Config File Priority Order
- Environment variable
POOL_CONFIG_FILE(highest priority) - CMake variable
POOL_CONFIG_FILE - Default config (default_config.json)
Note: All custom config files must be placed in the tile_engine/ops/pooling/configs/ directory.
Example Build Commands
# Build for gfx942 with fp16 datatype, max reduce operation
mkdir build && cd build
../script/cmake-ck-dev.sh ../ gfx942 -DPOOL_DATATYPE="fp16;fp32" -DPOOL_REDUCE_OP="max;avg"
make benchmark_pool_fp16_max -j
make benchmark_pool_fp32_avg -j
Building Individual Kernels
# Build a specific kernel configuration
make benchmark_pool3d_fp16_max_True_False_128x1_1x1_2x1
# Build all fp16 max pooling benchmarks
make benchmark_pool_fp16_max -j$(nproc)
# Build all 3D pooling benchmarks
make benchmark_pool3d -j$(nproc)
Rebuilding After Configuration Changes
If you modify the configuration file, you must rebuild:
rm -rf tile_engine/ && make benchmark_pool_[Datatype]_[ReduceOp] -j
Running Benchmarks
Individual Kernel Execution
cd /path/to/build/directory
./bin/benchmark_pool3d_fp16_max_True_False_128x1_1x1_2x1 \
-N=2 -D=30 -H=30 -W=30 -C=32 \
-Z=2 -Y=2 -X=2 \
-Sz=2 -Sy=2 -Sx=2 \
-verify=1
Using the Benchmark Python Script
# Run benchmark sweep
python pool_benchmark.py /path/to/build \
--problem-sizes "2,30,30,30,32" "4,64,64,64,64" \
--window-sizes "2,2,2" "3,3,3" \
--stride-sizes "2,2,2" \
--pool-dim 3 \
--verify \
--json results.json
Configuration System
Configuration Files
The system uses JSON configuration files to specify kernel parameters:
configs/default_config.json- Default configurations
Configuration Structure
{
"block_config": {
"block_m": {"values": [64, 128, 256]},
"block_n": {"values": [1]},
"warp_m": {"values": [1, 2]},
"warp_n": {"values": [1]},
"thread_tile_m": {"values": [1, 2, 4]},
"thread_tile_n": {"values": [1]}
},
"trait_config": {
"output_index": {"values": [true, false]},
"propagate_nan": {"values": [false]},
"pool_dim": {"values": [2, 3]}
},
"k_block_per_cu": 1
}
Configuration Parameters
- block_m/block_n: Block tile dimensions for output
- warp_m/warp_n: Number of warps per block
- thread_tile_m/thread_tile_n: Thread tile sizes
- output_index: Whether to output indices (for max/min pooling)

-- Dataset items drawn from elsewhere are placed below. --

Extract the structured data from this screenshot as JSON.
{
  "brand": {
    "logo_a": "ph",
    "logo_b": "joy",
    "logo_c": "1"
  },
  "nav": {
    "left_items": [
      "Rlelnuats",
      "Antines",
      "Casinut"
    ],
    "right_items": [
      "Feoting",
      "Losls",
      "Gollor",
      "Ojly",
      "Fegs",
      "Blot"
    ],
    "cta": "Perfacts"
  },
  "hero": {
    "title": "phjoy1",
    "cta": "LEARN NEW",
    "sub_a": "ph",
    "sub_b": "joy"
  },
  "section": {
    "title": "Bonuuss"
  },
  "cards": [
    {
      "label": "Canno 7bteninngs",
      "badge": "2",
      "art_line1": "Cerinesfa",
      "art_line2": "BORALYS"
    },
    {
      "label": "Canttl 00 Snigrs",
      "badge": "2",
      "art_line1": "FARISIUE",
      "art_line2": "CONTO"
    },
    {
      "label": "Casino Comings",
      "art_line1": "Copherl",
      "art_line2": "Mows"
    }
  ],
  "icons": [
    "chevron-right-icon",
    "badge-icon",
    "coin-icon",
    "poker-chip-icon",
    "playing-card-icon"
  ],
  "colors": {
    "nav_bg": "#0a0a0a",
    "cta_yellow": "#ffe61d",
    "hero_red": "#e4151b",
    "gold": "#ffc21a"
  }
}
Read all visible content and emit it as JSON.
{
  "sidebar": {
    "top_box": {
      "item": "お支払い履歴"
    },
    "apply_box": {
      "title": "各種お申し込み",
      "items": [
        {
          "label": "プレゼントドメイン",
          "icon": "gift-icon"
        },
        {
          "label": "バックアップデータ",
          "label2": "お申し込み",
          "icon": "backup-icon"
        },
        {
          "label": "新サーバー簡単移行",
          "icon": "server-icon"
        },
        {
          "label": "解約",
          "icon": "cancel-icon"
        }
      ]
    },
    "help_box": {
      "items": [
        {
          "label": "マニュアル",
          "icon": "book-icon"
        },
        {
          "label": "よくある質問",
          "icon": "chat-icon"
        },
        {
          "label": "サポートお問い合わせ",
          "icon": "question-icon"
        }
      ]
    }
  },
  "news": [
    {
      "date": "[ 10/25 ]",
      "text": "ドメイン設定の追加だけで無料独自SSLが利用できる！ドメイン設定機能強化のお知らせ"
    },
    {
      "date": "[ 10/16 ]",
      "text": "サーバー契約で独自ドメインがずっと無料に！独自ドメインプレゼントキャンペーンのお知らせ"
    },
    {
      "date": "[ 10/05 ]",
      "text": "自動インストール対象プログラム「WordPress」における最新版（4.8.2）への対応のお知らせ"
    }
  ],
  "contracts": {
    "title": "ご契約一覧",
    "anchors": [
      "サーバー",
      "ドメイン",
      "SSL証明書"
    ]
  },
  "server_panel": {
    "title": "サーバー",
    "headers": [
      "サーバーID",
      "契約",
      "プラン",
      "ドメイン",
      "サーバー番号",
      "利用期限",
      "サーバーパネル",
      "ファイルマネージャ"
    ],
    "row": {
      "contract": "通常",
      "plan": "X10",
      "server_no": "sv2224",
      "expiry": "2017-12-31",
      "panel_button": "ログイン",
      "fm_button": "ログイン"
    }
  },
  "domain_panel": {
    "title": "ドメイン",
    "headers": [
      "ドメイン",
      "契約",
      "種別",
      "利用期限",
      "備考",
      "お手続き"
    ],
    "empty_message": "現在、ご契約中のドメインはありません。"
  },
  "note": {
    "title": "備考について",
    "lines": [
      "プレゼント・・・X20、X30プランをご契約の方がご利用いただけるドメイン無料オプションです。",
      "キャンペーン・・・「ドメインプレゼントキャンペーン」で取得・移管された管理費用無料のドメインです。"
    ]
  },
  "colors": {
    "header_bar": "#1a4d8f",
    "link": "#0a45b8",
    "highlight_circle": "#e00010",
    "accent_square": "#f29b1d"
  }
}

- propagate_nan: Whether to propagate NaN values
- pool_dim: Pooling dimension (2 for 2D, 3 for 3D)
Scripts and Tools
Python Scripts
pool_instance_builder.py
Purpose: Main kernel instance generation script that creates C++ kernel implementations based on configuration files.
Key Features:
- Generates individual kernel header files for separate compilation
- Supports multiple data types (fp16, fp32, bf16)

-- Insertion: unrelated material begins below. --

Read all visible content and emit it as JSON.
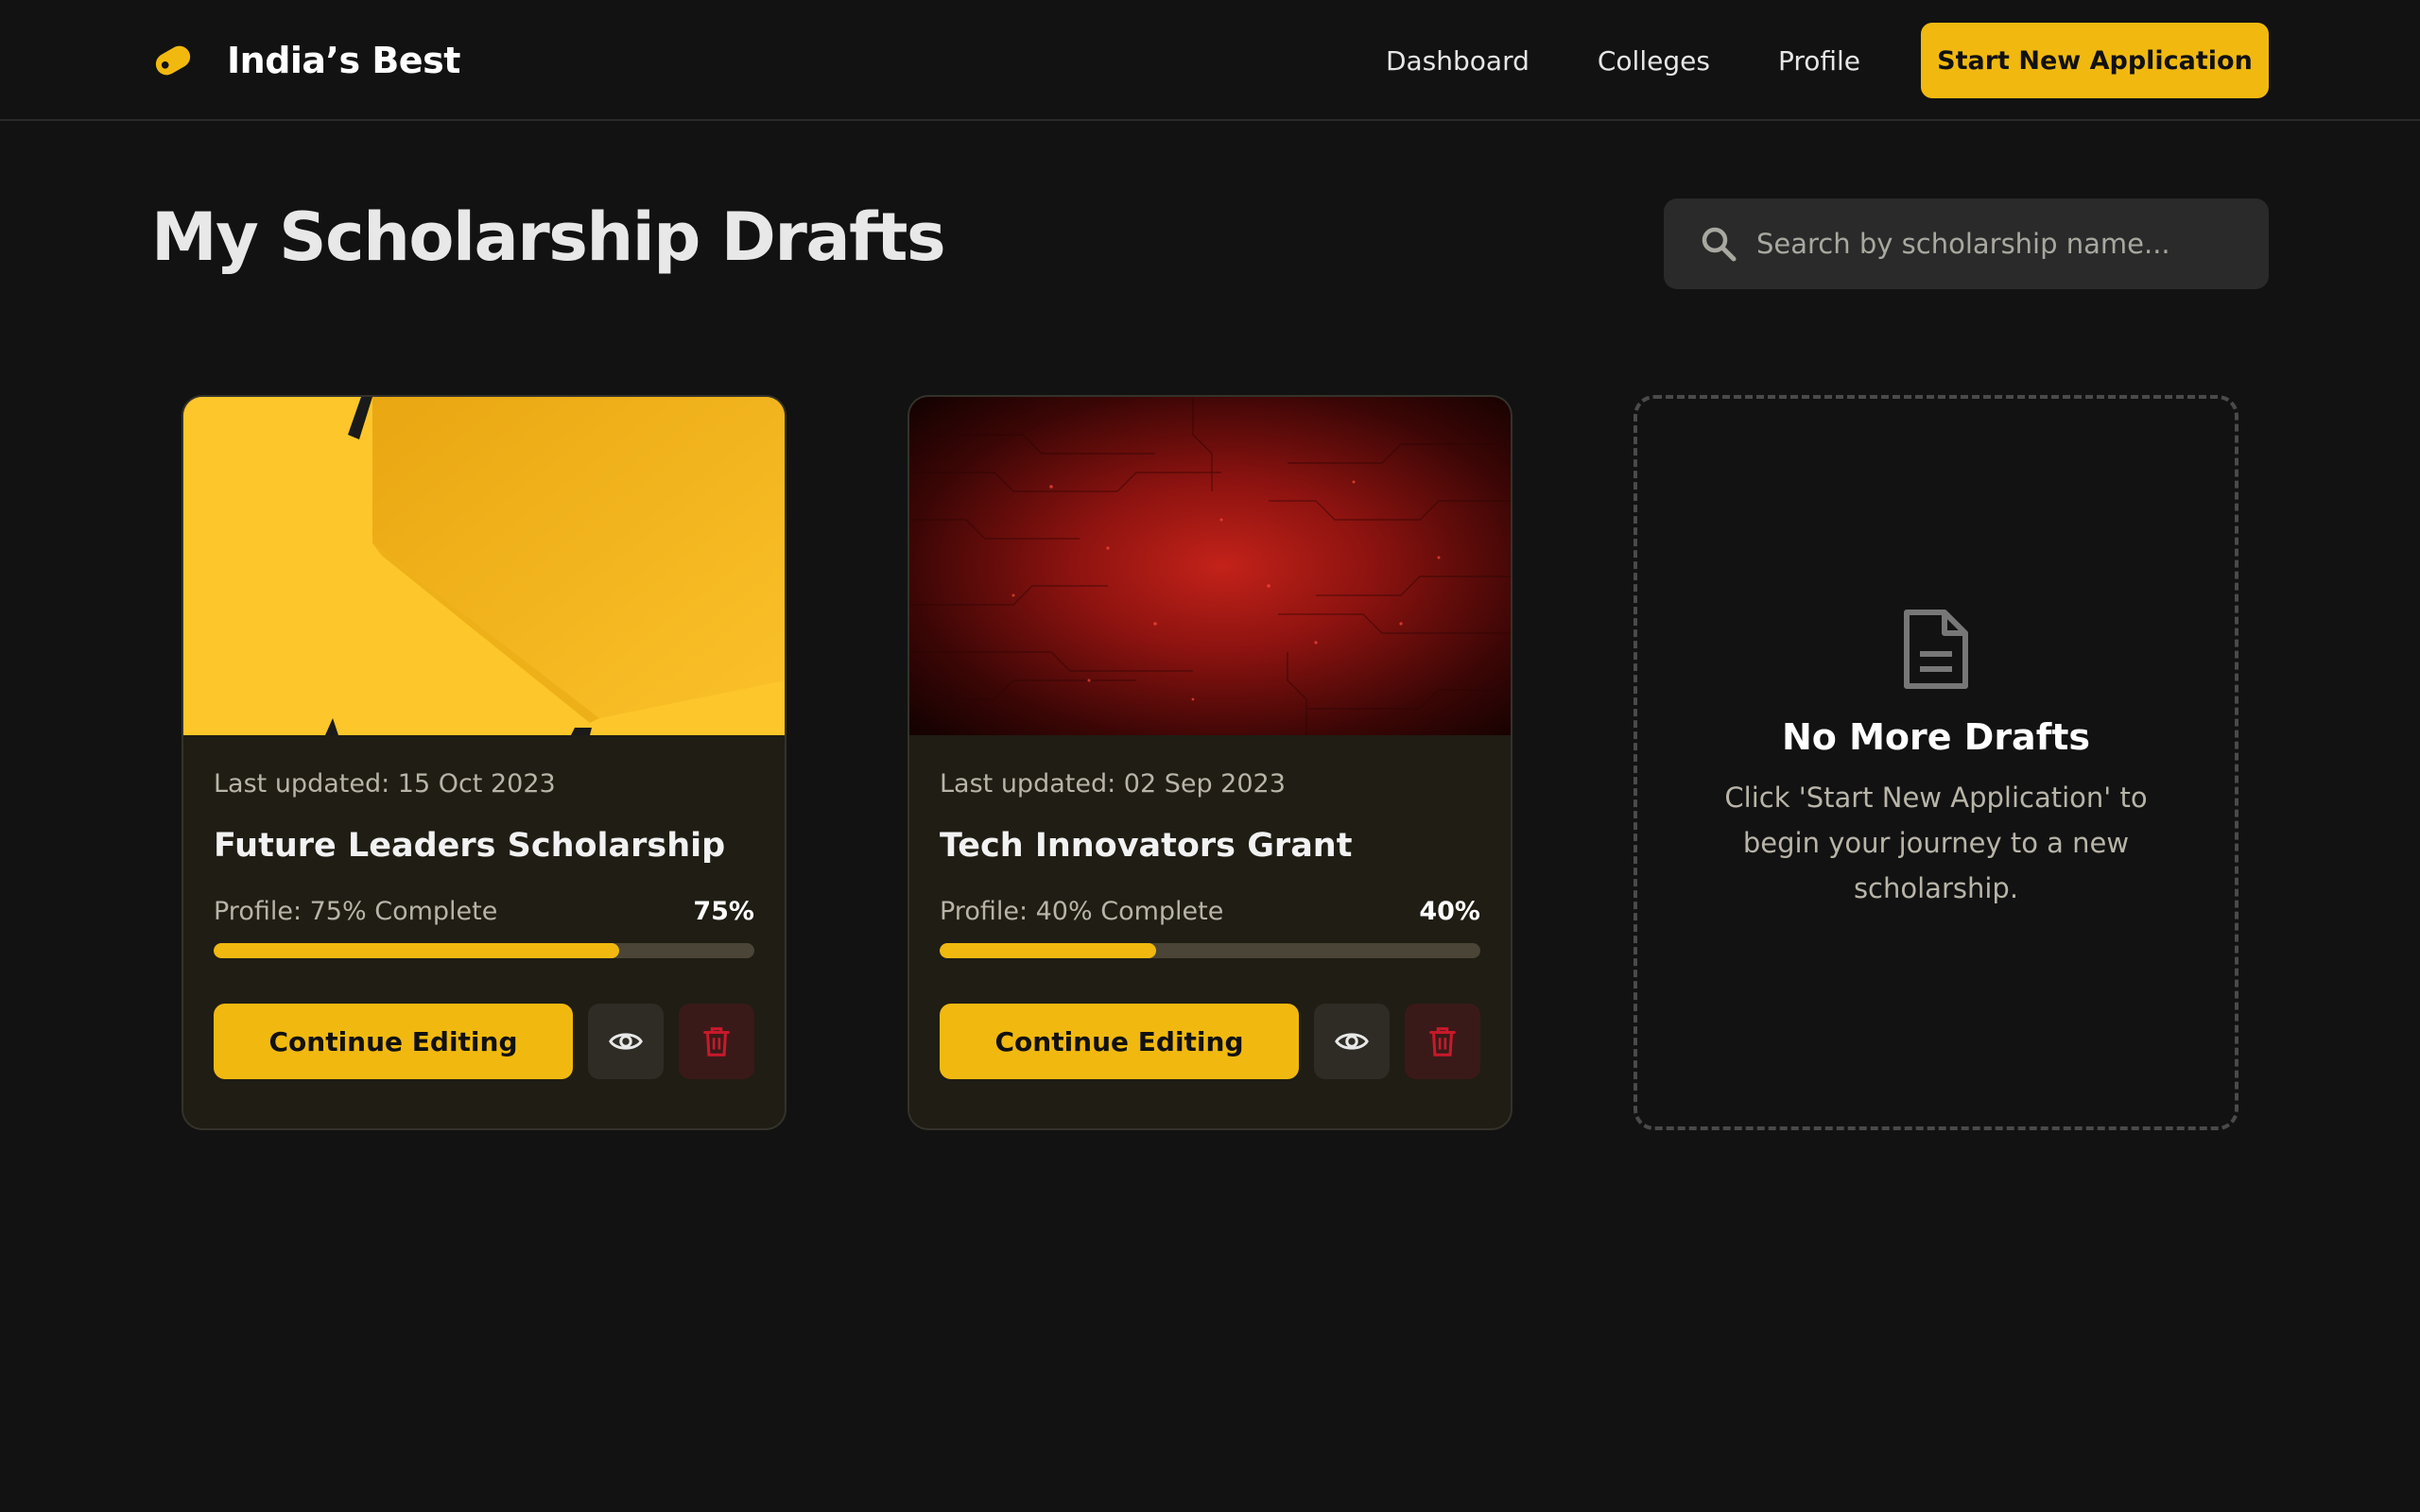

- Validates block configurations for correctness
- Creates CMake integration files
Usage:
python pool_instance_builder.py \
--working_path ./generated \
--datatype fp16 \
--reduce_op max \
--config_json configs/default_config.json \
--gen_all_individual \
--gpu_target gfx942
pool_benchmark.py
Purpose: Python script for running and analyzing pool benchmarks.
Features:
- Automated benchmark execution
- Performance data collection
- Result analysis and reporting
- CSV and JSON export
Usage:
python pool_benchmark.py /path/to/build \
--problem-sizes "2,30,30,30,32" \
--window-sizes "2,2,2" \
--verbose \
--json results.json
Command Line Options
All benchmark executables support the following options:
Tensor Dimensions
-N=<value>- Batch size (default: 2)-D=<value>- Depth dimension for 3D pooling (default: 30)-H=<value>- Height dimension (default: 30)-W=<value>- Width dimension (default: 30)-C=<value>- Channel dimension (default: 32)
Window Parameters
-Z=<value>- Window depth (default: 2)-Y=<value>- Window height (default: 2)-X=<value>- Window width (default: 2)
Stride Parameters
-Sz=<value>- Stride depth (default: 2)-Sy=<value>- Stride height (default: 2)-Sx=<value>- Stride width (default: 2)
Dilation Parameters
-Dz=<value>- Dilation depth (default: 1)-Dy=<value>- Dilation height (default: 1)-Dx=<value>- Dilation width (default: 1)
Padding Parameters
-LeftPz=<value>- Left padding depth (default: 0)-LeftPy=<value>- Left padding height (default: 0)-LeftPx=<value>- Left padding width (default: 0)-RightPz=<value>- Right padding depth (default: 0)-RightPy=<value>- Right padding height (default: 0)-RightPx=<value>- Right padding width (default: 0)
Pool Dimension
-pool_dim=<2|3>- Pooling dimension (default: 3)
Verification
-verify=<0|1>- Verification mode- 0: No verification
- 1: CPU verification (default)
Performance Testing
-warmup=<value>- Warmup iterations (default: 20)-repeat=<value>- Benchmark iterations (default: 100)-timer=<true|false>- Use GPU timer (default: true)-flush_cache=<true|false>- Flush cache between runs (default: true)-rotating_count=<value>- Cache rotation count (default: 1000)
Initialization
-init=<0|1|2>- Tensor initialization method- 0: Random values [-5, 5] (default)
- 1: Linear sequence
- 2: Constant value (1.0)
Output Options
-log=<true|false>- Enable verbose logging (default: false)-metric=<0|1|2>- Performance metric- 0: Latency in ms
- 1: TFLOPS
- 2: Bandwidth in GB/s (default)
-json_output=<true|false>- JSON format output (default: false)-csv_filename=<filename>- Save results to CSV
Understanding Kernel Names
The kernel naming convention encodes the configuration:
benchmark_pool3d_fp16_max_True_False_128x1_1x1_2x1
^^^^ ^^^^ ^^^ ^^^^ ^^^^^ ^^^^^ ^^^ ^^^
| | | | | | | |
| | | | | | | Thread tile (MxN)
| | | | | | Warp config (MxN)
| | | | | Block tile (MxN)
| | | | Propagate NaN
| | | Output Index
| | Reduce operation
| Data type
Pool dimension (2D or 3D)
Components:
- Pool dimension: 2d, 3d
- Data type: fp16, fp32, bf16
- Reduce op: max, min, avg
- Output Index: True/False (whether to output argmax/argmin)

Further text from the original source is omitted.